La date fixée pour la première Journée internationale de la femme fut le 19 mars 1911. Plus d'un million de femmes et d'hommes participèrent aux rassemblements tenus pour marquer l'occasion en Autriche, au Danemark, en Allemagne et en Suisse. L'année suivante, des femmes de France, des Pays-Bas et de Suède se joignirent à leur tour aux actions soulignant la Journée internationale de la femme.

La Journée internationale de la femme fut soulignée dans un nombre grandissant de pays dans les années qui suivirent. À ce moment-là, les femmes luttaient pour le droit de vote, dans le contexte général de la lutte pour le suffrage universel. Elles intégraient les lieux de travail en nombres grandissants et menaient des luttes acharnées contre leurs conditions brutales d'exploitation.

Dans la période précédant la déclaration de la Première Guerre mondiale, la Journée internationale de la femme fut célébrée en opposition à la guerre impérialiste.
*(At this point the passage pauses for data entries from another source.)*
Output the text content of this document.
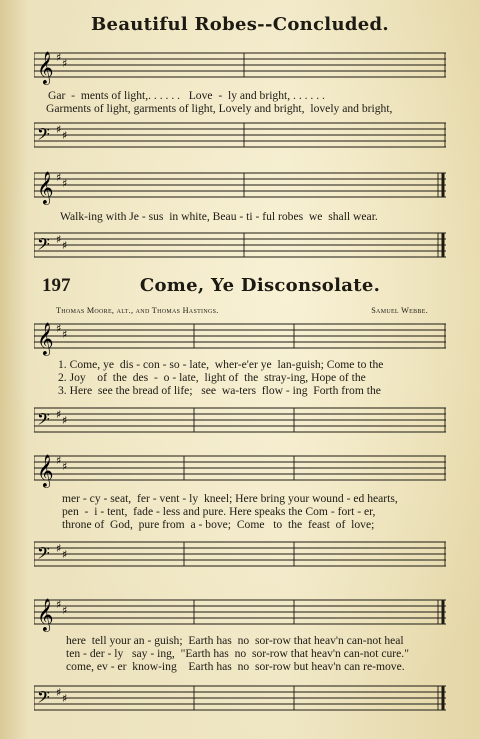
Beautiful Robes--Concluded.
𝄞 ♯ ♯
Gar  -  ments of light,. . . . . .   Love  -  ly and bright, . . . . . .
Garments of light, garments of light, Lovely and bright,  lovely and bright,
𝄢 ♯ ♯
𝄞 ♯ ♯
Walk-ing with Je - sus  in white, Beau - ti - ful robes  we  shall wear.
𝄢 ♯ ♯
197	Come, Ye Disconsolate.
Thomas Moore, alt., and Thomas Hastings.	Samuel Webbe.
𝄞 ♯ ♯
1. Come, ye  dis - con - so - late,  wher-e'er ye  lan-guish; Come to the
2. Joy    of  the  des  -  o - late,  light of  the  stray-ing, Hope of the
3. Here  see the bread of life;   see  wa-ters  flow - ing  Forth from the
𝄢 ♯ ♯
𝄞 ♯ ♯
mer - cy - seat,  fer - vent - ly  kneel; Here bring your wound - ed hearts,
pen  -  i - tent,  fade - less and pure. Here speaks the Com - fort - er,
throne of  God,  pure from  a - bove;  Come   to  the  feast  of  love;
𝄢 ♯ ♯
𝄞 ♯ ♯
here  tell your an - guish;  Earth has  no  sor-row that heav'n can-not heal
ten - der - ly   say - ing,  "Earth has  no  sor-row that heav'n can-not cure."
come, ev - er  know-ing    Earth has  no  sor-row but heav'n can re-move.
𝄢 ♯ ♯
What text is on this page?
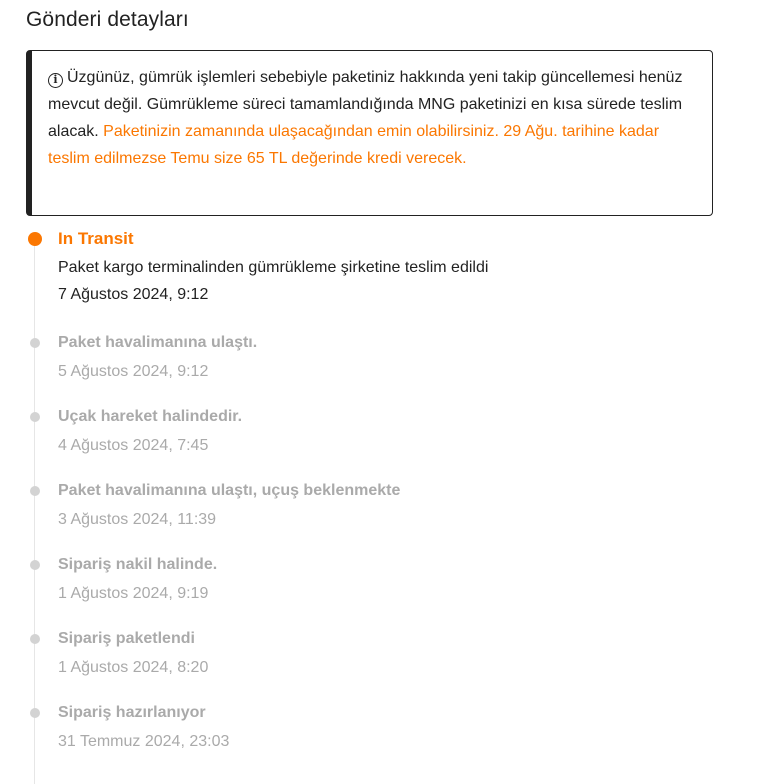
Gönderi detayları
i Üzgünüz, gümrük işlemleri sebebiyle paketiniz hakkında yeni takip güncellemesi henüz mevcut değil. Gümrükleme süreci tamamlandığında MNG paketinizi en kısa sürede teslim alacak. Paketinizin zamanında ulaşacağından emin olabilirsiniz. 29 Ağu. tarihine kadar teslim edilmezse Temu size 65 TL değerinde kredi verecek.
In Transit
Paket kargo terminalinden gümrükleme şirketine teslim edildi
7 Ağustos 2024, 9:12
Paket havalimanına ulaştı.
5 Ağustos 2024, 9:12
Uçak hareket halindedir.
4 Ağustos 2024, 7:45
Paket havalimanına ulaştı, uçuş beklenmekte
3 Ağustos 2024, 11:39
Sipariş nakil halinde.
1 Ağustos 2024, 9:19
Sipariş paketlendi
1 Ağustos 2024, 8:20
Sipariş hazırlanıyor
31 Temmuz 2024, 23:03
Elle a aussi renforcé la solidarité entre les femmes travailleuses de différents pays en opposition à l'hystérie chauviniste nationale des cercles dominants. Par exemple, en Europe, à l'occasion de la Journée internationale de la femme, des oratrices d'un pays se rendaient dans un autre pays pour faire leurs salutations. Les femmes russes ont souligné leur première Journée internationale de la femme en 1913 dans des conditions de brutalité et de réaction tsaristes.
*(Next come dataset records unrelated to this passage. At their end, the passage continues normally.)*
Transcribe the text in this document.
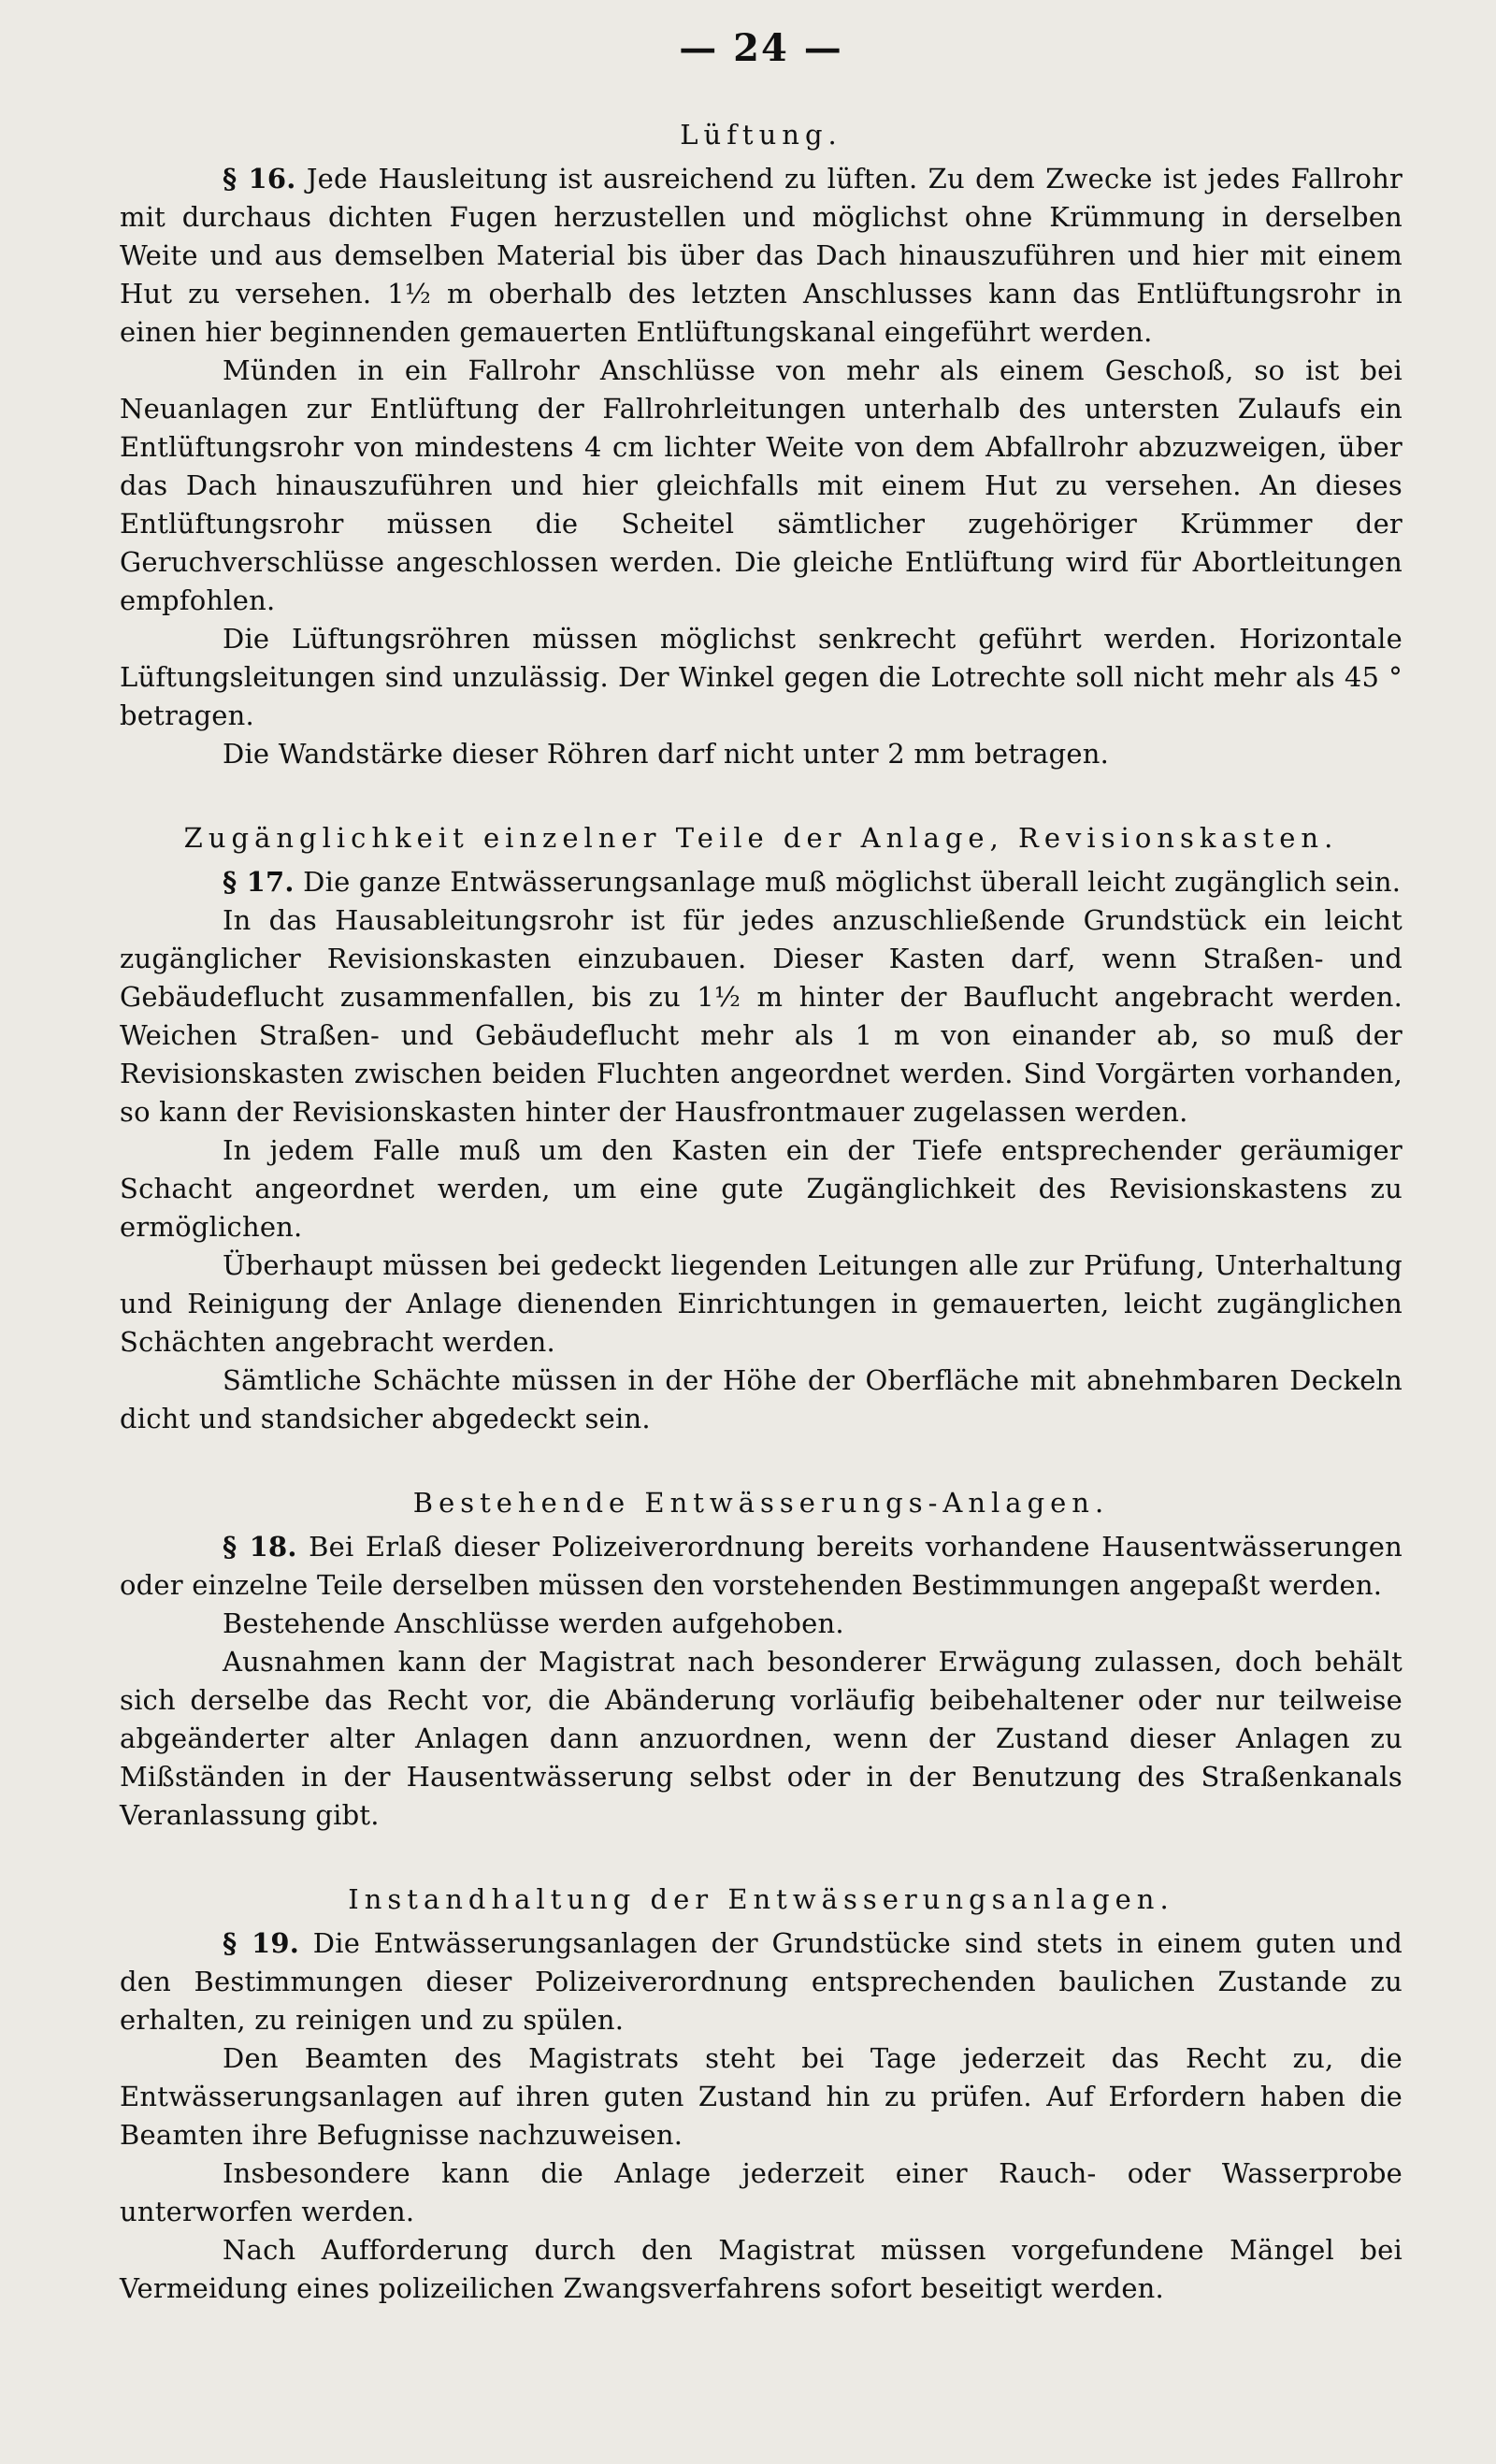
— 24 —
Lüftung.

§ 16. Jede Hausleitung ist ausreichend zu lüften. Zu dem Zwecke ist jedes Fallrohr mit durchaus dichten Fugen herzustellen und möglichst ohne Krümmung in derselben Weite und aus demselben Material bis über das Dach hinauszuführen und hier mit einem Hut zu versehen. 1½ m oberhalb des letzten Anschlusses kann das Entlüftungsrohr in einen hier beginnenden gemauerten Entlüftungskanal eingeführt werden.

Münden in ein Fallrohr Anschlüsse von mehr als einem Geschoß, so ist bei Neuanlagen zur Entlüftung der Fallrohrleitungen unterhalb des untersten Zulaufs ein Entlüftungsrohr von mindestens 4 cm lichter Weite von dem Abfallrohr abzuzweigen, über das Dach hinauszuführen und hier gleichfalls mit einem Hut zu versehen. An dieses Entlüftungsrohr müssen die Scheitel sämtlicher zugehöriger Krümmer der Geruchverschlüsse angeschlossen werden. Die gleiche Entlüftung wird für Abortleitungen empfohlen.

Die Lüftungsröhren müssen möglichst senkrecht geführt werden. Horizontale Lüftungsleitungen sind unzulässig. Der Winkel gegen die Lotrechte soll nicht mehr als 45 ° betragen.

Die Wandstärke dieser Röhren darf nicht unter 2 mm betragen.

Zugänglichkeit einzelner Teile der Anlage, Revisionskasten.

§ 17. Die ganze Entwässerungsanlage muß möglichst überall leicht zugänglich sein.

In das Hausableitungsrohr ist für jedes anzuschließende Grundstück ein leicht zugänglicher Revisionskasten einzubauen. Dieser Kasten darf, wenn Straßen- und Gebäudeflucht zusammenfallen, bis zu 1½ m hinter der Bauflucht angebracht werden. Weichen Straßen- und Gebäudeflucht mehr als 1 m von einander ab, so muß der Revisionskasten zwischen beiden Fluchten angeordnet werden. Sind Vorgärten vorhanden, so kann der Revisionskasten hinter der Hausfrontmauer zugelassen werden.

In jedem Falle muß um den Kasten ein der Tiefe entsprechender geräumiger Schacht angeordnet werden, um eine gute Zugänglichkeit des Revisionskastens zu ermöglichen.

Überhaupt müssen bei gedeckt liegenden Leitungen alle zur Prüfung, Unterhaltung und Reinigung der Anlage dienenden Einrichtungen in gemauerten, leicht zugänglichen Schächten angebracht werden.

Sämtliche Schächte müssen in der Höhe der Oberfläche mit abnehmbaren Deckeln dicht und standsicher abgedeckt sein.

Bestehende Entwässerungs-Anlagen.

§ 18. Bei Erlaß dieser Polizeiverordnung bereits vorhandene Hausentwässerungen oder einzelne Teile derselben müssen den vorstehenden Bestimmungen angepaßt werden.

Bestehende Anschlüsse werden aufgehoben.

Ausnahmen kann der Magistrat nach besonderer Erwägung zulassen, doch behält sich derselbe das Recht vor, die Abänderung vorläufig beibehaltener oder nur teilweise abgeänderter alter Anlagen dann anzuordnen, wenn der Zustand dieser Anlagen zu Mißständen in der Hausentwässerung selbst oder in der Benutzung des Straßenkanals Veranlassung gibt.

Instandhaltung der Entwässerungsanlagen.

§ 19. Die Entwässerungsanlagen der Grundstücke sind stets in einem guten und den Bestimmungen dieser Polizeiverordnung entsprechenden baulichen Zustande zu erhalten, zu reinigen und zu spülen.

Den Beamten des Magistrats steht bei Tage jederzeit das Recht zu, die Entwässerungsanlagen auf ihren guten Zustand hin zu prüfen. Auf Erfordern haben die Beamten ihre Befugnisse nachzuweisen.

Insbesondere kann die Anlage jederzeit einer Rauch- oder Wasserprobe unterworfen werden.

Nach Aufforderung durch den Magistrat müssen vorgefundene Mängel bei Vermeidung eines polizeilichen Zwangsverfahrens sofort beseitigt werden.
En Russie en 1917, la Journée internationale de la femme fut une période de lutte intense contre le régime tsariste. Les travailleurs, dont les femmes travaillant dans les industries métallurgiques et du textile, étaient en grève dans la capitale et il y avait une opposition grandissante à la participation de la Russie à la guerre impérialiste qui faisait rage en Europe. Le 8 mars (le 23 février du calendrier julien), les femmes par milliers envahirent les rues de Saint-Petersbourg dans une grève pour le pain et la paix. Les femmes travailleuses des usines, épaulées par les femmes de soldats et d'autres, exigèrent : « Du pain pour nos enfants » et « Le retour de nos époux des tranchées ». Cette journée marqua le début de la Révolution de février, qui a mené à l'abdication du tzar et à la mise en place d'un gouvernement provisoire.

Le gouvernement provisoire rendit le droit de vote universel et reconnut les droits égaux des femmes. Après la Révolution d'Octobre de 1917, le gouvernement bolchevique adopta des lois plus détaillées garantissant aux femmes dans les endroits de travail le droit de directement participer aux activités sociales et politiques, éliminant les obstacles bureaucratiques et concrets qui leur imposaient la subordination de leurs activités sociales et politiques et la soumission aux hommes.

Le 8 mars est officiellement devenu la Journée internationale de la femme en 1921, lorsque les femmes bulgares, participant au Secrétariat international des femmes de l'Internationale communiste, présentèrent une résolution à l'effet que le 8 mars soit célébré uniformément partout dans le monde. Le choix du 8 mars était pour honorer le rôle joué par les femmes russes dans la révolution dans leur pays et, par leurs actions, leur contribution aux femmes luttant pour leur émancipation à l'échelle internationale.